Araştırmayla ilgili değerlendirmede bulunan Başkent Üniversitesi Sağlık Bilimleri Fakültesi Öğretim Üyesi Prof. Dr. Simten Malhan, “Sağlık ekonomisi perspektifinden bakıldığında, erken evre tedaviler sağlık sistemlerinin sürdürülebilirliğini güçlendiren ve uzun vadeli refah artışına katkı sağlayan en önemli unsurlar arasında yer alıyor.
Bu çalışmanın ortaya koyduğu 25 milyar TL’lik ekonomik katkı ile uzun dönemde sağlık ekosisteminin desteklenmesine yönelik ar-ge, inovasyon çalışmaları ve klinik araştırmalar ile farklı tedavi alanlarında hastaların yaşamlarını dönüştürücü çok değerli katkılar sağlanmaya devam edilebilir” dedi.
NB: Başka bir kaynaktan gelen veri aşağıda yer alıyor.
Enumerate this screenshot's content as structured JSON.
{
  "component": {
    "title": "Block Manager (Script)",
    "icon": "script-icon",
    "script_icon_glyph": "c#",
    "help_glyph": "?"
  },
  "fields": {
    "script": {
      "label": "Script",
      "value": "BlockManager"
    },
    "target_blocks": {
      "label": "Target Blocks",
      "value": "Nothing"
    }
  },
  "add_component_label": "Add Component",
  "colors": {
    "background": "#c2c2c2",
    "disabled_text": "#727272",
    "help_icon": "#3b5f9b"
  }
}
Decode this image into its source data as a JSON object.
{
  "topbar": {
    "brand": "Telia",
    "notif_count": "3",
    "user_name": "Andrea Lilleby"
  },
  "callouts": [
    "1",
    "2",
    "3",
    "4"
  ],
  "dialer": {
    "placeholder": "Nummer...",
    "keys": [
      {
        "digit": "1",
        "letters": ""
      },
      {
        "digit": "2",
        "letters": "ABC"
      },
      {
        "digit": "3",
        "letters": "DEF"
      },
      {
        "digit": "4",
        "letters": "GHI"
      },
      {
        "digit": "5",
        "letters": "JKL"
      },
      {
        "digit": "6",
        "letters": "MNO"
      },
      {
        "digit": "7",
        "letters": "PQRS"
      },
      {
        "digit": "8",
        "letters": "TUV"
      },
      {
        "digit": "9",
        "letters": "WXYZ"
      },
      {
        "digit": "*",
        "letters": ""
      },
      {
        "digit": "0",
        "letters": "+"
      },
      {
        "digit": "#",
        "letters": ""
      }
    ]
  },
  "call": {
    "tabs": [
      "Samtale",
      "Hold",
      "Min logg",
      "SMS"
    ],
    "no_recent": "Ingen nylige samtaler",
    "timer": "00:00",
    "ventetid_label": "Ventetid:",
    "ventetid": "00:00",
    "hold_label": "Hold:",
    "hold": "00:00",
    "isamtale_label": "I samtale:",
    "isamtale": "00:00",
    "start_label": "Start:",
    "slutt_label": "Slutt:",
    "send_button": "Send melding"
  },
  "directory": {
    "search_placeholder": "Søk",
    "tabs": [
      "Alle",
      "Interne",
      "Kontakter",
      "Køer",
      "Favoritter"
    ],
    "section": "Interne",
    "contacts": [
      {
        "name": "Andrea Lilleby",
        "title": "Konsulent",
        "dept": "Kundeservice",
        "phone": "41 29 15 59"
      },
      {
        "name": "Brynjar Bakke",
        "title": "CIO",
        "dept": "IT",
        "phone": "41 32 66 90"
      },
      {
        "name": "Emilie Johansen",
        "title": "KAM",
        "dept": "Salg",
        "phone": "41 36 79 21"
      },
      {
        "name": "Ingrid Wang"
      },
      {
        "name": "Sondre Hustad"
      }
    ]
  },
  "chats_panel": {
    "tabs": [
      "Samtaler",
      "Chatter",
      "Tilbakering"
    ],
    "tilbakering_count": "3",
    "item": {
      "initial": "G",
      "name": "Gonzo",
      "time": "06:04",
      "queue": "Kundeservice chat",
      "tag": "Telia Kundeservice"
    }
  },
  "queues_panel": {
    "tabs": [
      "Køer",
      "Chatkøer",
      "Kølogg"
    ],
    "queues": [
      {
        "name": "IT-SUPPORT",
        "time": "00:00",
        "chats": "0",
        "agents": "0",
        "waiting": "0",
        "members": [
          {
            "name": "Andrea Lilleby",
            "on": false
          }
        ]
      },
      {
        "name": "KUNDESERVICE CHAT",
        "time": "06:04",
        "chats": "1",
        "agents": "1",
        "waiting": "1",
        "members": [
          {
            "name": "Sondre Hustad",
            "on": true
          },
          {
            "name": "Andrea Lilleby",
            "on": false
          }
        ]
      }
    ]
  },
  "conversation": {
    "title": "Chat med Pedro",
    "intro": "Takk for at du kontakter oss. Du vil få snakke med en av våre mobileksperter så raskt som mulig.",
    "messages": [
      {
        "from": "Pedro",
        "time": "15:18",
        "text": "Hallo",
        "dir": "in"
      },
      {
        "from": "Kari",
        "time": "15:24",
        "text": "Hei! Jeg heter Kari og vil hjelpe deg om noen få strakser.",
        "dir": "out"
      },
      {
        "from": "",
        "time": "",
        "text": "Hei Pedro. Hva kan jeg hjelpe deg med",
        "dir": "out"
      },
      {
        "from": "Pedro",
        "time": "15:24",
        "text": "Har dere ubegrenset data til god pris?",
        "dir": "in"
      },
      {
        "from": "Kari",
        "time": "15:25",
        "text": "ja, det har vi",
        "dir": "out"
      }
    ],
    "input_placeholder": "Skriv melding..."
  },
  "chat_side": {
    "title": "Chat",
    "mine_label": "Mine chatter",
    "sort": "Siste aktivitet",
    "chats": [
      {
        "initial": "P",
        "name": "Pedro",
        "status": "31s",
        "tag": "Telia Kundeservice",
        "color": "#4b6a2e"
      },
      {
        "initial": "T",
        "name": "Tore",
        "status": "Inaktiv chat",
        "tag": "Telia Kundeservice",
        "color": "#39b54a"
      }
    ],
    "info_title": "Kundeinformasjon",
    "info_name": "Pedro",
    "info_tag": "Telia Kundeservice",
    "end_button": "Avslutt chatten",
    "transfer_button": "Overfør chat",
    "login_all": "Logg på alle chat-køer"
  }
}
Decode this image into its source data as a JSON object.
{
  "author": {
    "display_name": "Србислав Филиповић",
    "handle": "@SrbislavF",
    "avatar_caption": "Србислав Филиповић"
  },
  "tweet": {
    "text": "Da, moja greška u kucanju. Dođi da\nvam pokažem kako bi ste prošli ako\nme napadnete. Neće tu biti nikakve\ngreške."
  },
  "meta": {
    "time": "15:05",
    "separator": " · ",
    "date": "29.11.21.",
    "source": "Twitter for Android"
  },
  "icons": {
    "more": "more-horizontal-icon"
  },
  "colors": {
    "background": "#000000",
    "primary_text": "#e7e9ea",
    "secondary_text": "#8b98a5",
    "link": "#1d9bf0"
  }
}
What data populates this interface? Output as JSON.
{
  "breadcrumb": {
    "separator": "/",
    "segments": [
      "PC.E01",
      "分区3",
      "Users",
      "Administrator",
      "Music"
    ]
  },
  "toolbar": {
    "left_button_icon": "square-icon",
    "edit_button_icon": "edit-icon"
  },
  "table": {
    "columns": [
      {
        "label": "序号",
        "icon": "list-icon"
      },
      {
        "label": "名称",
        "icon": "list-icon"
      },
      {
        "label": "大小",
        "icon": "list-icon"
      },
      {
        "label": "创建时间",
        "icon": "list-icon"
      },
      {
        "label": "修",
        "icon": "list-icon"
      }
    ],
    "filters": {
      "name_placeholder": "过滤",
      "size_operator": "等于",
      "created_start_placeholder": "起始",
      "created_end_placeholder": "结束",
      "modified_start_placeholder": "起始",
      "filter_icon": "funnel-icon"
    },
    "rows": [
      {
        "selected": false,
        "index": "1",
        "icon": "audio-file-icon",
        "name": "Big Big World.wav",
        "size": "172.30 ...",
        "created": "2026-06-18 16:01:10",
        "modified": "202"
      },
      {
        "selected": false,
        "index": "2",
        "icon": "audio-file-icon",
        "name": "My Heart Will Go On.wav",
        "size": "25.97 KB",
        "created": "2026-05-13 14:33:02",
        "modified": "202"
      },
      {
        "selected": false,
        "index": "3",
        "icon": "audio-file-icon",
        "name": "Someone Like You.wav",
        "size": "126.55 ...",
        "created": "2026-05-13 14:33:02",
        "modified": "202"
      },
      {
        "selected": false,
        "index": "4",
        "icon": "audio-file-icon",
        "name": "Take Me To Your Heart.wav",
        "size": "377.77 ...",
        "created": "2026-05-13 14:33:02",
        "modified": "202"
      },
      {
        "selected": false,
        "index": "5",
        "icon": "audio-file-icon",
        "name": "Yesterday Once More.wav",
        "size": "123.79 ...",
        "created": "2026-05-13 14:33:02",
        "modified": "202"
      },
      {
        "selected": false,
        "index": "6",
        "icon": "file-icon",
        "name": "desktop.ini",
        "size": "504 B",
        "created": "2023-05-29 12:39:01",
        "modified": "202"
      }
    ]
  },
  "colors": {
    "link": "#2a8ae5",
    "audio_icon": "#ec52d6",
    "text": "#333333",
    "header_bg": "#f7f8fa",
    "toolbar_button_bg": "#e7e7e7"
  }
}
"KADINLAR UZUN VE KALİTELİ YAŞIYOR"
Araştırmanın klinik boyutunu değerlendiren Ankara Şehir Hastanesi Tıbbi Onkoloji Kliniği Eğitim Görevlisi Prof. Dr. Mehmet Ali Nahit Şendur ise erken tanı ve kişiselleştirilmiş tedavilerin hastalık yönetiminde yarattığı farkın altını çizerek, “Erken tanı, meme kanserinde tedavi başarısının en kritik adımı. Ancak asıl fark, her hastanın tıbbi ve kişisel ihtiyaçlarına göre planlanan kişiselleştirilmiş tedavi yaklaşımlarıyla ortaya çıkıyor. Bu sayede hastalığın metastatik evreye ilerlemesi önlenebiliyor, kadınlar hem daha uzun hem de daha kaliteli bir yaşam sürüyor.
Erken evre tedaviler, yalnızca klinik sonuçları iyileştirmekle kalmıyor; aynı zamanda hastaların günlük yaşamları, sosyal rolleri ve üretkenliklerini sürdürebilmelerini de mümkün kılıyor. Bu yaklaşım, bireyin yaşam kalitesini artırırken toplumun genel refahını da güçlendiriyor. Erken tanı ve doğru tedaviye erişim, bugün olduğu kadar gelecekte de hem birey hem toplum sağlığı açısından en güçlü unsurlardan biri olacak” ifadelerini kullandı.